Panel Paper: Effects of Caps on Cost-sharing for Skilled Nursing Facility Services in Medicare Advantage Plans

Friday, November 3, 2017
Acapulco (Hyatt Regency Chicago)

*Names in bold indicate Presenter

Laura M. Keohane1, Momotazur Rahman2, Kali Thomas2,3 and Amal Trivedi2,3, (1)Vanderbilt University, (2)Brown University, (3)Providence Veterans Health Administration Medical Center


In 2011, the Centers for Medicare and Medicaid Services (CMS) mandated that Medicare Advantage plans charge no more than $1,000 for the first 20 days of care in a skilled nursing facility (SNF). This cost-sharing cap was intended to ensure access to post-acute nursing care and prevent high out-of-pocket costs from prompting disenrollment among sicker beneficiaries. We evaluated how Medicare Advantage beneficiaries’ use of SNF services and patterns of disenrollment changed following the introduction of cost-sharing caps.

Because no national database details health care utilization for all Medicare Advantage plans, we linked the Medicare Beneficiary Summary File, Medicare Advantage enrollment records and benefit data, and Minimum Data Set assessments that captured SNF use across all payers. We identified 27 Medicare Advantage plans that reduced cost-sharing from 2010 to 2011 to meet the CMS caps.
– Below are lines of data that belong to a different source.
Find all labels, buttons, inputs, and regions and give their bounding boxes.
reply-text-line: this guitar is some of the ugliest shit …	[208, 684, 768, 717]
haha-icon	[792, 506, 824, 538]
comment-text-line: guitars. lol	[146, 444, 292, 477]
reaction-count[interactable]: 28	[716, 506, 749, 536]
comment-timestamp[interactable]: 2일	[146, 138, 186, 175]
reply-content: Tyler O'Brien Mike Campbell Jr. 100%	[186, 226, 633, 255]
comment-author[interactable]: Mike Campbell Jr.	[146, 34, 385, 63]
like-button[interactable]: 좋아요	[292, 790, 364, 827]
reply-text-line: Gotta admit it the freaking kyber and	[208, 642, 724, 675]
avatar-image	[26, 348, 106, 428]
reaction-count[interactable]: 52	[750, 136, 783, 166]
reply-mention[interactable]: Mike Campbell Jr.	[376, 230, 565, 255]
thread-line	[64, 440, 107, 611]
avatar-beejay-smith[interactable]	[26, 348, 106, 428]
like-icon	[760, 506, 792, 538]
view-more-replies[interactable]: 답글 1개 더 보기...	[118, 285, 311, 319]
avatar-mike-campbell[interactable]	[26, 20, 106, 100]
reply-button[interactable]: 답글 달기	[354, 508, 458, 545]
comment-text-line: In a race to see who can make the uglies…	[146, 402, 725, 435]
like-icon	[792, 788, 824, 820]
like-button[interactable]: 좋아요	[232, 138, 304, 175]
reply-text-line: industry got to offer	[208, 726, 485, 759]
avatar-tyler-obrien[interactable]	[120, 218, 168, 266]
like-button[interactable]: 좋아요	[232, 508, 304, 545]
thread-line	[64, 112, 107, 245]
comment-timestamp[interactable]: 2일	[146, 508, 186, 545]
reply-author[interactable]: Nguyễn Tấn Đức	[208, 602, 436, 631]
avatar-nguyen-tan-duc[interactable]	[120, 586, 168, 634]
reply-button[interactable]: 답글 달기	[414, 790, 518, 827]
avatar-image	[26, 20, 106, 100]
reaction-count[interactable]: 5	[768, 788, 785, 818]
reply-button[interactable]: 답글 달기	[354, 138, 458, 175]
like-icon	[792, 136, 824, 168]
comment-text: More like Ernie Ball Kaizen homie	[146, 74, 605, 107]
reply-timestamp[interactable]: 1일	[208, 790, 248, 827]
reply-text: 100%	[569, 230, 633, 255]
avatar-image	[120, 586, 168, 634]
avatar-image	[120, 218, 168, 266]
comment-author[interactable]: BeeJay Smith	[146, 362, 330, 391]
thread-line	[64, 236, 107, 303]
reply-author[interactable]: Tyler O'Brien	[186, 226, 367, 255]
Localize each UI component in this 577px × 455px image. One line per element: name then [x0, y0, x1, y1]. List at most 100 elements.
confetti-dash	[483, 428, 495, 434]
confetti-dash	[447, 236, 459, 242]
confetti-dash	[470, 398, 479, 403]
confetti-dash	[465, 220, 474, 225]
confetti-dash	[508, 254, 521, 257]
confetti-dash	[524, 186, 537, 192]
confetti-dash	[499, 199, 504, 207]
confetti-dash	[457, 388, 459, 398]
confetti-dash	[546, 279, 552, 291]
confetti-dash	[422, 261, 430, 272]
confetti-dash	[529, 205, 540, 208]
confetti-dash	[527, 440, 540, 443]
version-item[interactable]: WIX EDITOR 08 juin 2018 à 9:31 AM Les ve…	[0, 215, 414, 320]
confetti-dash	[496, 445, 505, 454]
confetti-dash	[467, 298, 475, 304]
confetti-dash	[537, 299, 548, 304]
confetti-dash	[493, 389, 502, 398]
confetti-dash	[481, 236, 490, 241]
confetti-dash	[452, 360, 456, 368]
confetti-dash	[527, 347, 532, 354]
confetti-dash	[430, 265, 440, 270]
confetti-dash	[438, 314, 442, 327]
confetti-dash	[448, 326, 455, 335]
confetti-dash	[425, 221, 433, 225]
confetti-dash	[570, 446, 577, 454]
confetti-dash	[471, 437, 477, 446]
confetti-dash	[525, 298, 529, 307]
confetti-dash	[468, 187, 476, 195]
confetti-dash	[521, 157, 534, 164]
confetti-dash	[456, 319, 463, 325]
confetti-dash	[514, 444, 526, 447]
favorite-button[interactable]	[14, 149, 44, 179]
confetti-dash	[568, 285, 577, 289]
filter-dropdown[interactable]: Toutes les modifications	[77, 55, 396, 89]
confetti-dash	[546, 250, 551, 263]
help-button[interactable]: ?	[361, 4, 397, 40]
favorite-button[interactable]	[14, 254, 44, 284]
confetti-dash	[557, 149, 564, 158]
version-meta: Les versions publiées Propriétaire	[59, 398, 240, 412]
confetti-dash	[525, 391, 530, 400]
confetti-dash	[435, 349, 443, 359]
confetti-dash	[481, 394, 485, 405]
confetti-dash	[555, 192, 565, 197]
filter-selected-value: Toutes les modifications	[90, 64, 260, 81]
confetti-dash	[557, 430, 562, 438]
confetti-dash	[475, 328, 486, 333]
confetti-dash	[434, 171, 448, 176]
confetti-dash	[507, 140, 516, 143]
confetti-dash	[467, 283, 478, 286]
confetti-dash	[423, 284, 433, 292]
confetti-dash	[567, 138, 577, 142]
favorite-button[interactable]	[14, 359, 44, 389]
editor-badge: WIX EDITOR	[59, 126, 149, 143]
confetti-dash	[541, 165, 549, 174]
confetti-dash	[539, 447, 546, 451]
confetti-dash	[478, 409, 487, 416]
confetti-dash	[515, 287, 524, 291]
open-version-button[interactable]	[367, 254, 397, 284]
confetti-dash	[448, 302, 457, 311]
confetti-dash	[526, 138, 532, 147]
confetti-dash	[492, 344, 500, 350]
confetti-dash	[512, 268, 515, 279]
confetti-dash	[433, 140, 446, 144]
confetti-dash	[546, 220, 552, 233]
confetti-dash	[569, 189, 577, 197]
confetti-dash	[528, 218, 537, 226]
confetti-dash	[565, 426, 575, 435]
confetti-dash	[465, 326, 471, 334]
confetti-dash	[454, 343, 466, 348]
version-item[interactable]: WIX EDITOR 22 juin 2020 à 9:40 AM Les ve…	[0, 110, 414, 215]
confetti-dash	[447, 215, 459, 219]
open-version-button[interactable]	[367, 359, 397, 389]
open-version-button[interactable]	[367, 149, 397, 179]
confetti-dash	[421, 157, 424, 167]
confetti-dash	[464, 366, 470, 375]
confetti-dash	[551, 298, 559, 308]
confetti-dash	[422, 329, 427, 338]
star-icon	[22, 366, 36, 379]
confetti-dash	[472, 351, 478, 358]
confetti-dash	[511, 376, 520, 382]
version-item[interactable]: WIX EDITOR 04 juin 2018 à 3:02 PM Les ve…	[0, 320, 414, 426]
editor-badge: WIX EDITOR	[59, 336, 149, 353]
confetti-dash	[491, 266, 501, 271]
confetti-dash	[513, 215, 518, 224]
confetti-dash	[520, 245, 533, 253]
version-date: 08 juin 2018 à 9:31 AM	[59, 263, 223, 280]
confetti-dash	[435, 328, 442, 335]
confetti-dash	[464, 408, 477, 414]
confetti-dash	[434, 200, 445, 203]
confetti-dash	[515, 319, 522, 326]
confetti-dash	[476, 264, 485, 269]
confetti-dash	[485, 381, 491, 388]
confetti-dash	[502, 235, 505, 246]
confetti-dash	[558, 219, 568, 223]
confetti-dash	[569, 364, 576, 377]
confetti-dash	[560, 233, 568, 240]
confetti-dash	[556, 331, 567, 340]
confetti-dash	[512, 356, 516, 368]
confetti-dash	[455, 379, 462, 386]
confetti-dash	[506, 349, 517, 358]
We compared trends in these plans’ monthly SNF utilization for 2008-2012 to concurrent trends for 21 plans that already had cost-sharing levels below the new cap. Using time-series regression analysis, we tested whether the level and slope of SNF utilization trends changed between the three-year pre-cap period and two-year post-cap period. We also examined whether disenrollment from plans changed following the implementation of the new cap. Our study population included 107,665 beneficiaries in plans with mandated cost-sharing reductions and 112,863 beneficiaries in plans that already met cost-sharing requirements.

In plans that were required to reduce cost-sharing, cost-sharing for the first 20 days of SNF care decreased from an average of $2,039 in 2010 to $991 in the first year of the cost-sharing cap. In adjusted analyses, plans with mandated cost-sharing reductions averaged 156.8 days (95% CI: 152.0, 161.7) per 1,000 members in the three years leading up to the cost-sharing cap. The monthly number of SNF days per 1,000 members increased by 14.3 days (95% CI: 3.8, 24.8, p<0.01), or about 10% in relative terms, following the implementation of the cap. We found no indications that the rate of change of SNF utilization (i.e. the slope of utilization trends) differed when cost-sharing caps were in place.

However, increases in SNF utilization did not significant differ between plans with and without mandated cost-sharing reductions. Results were suggestive, but not statistically significant, for beneficiaries age 80 and above. In plans with mandated cost-sharing reductions, the monthly number of SNF days per 1,000 members age 80 and over increased by 32.5 days (95% CI: 10.5, 54.5). This increase was 23.9 days greater (95% CI: -4.5, 52.4, p=0.10) than the increase seen among members age 80 and above in plans without mandated cost-sharing reductions. Disenrollment patterns did not change after the cap was implemented.

We did not find evidence that capping SNF cost-sharing amounts significantly increased SNF utilization among MA members, with the potential exception of MA members age 80 and above. These findings suggest that the CMS policy significantly reduced the burden of out-of-pocket costs for post-acute SNF care among MA beneficiaries without evidence that these mandated cost-sharing reductions increased the use of SNF care.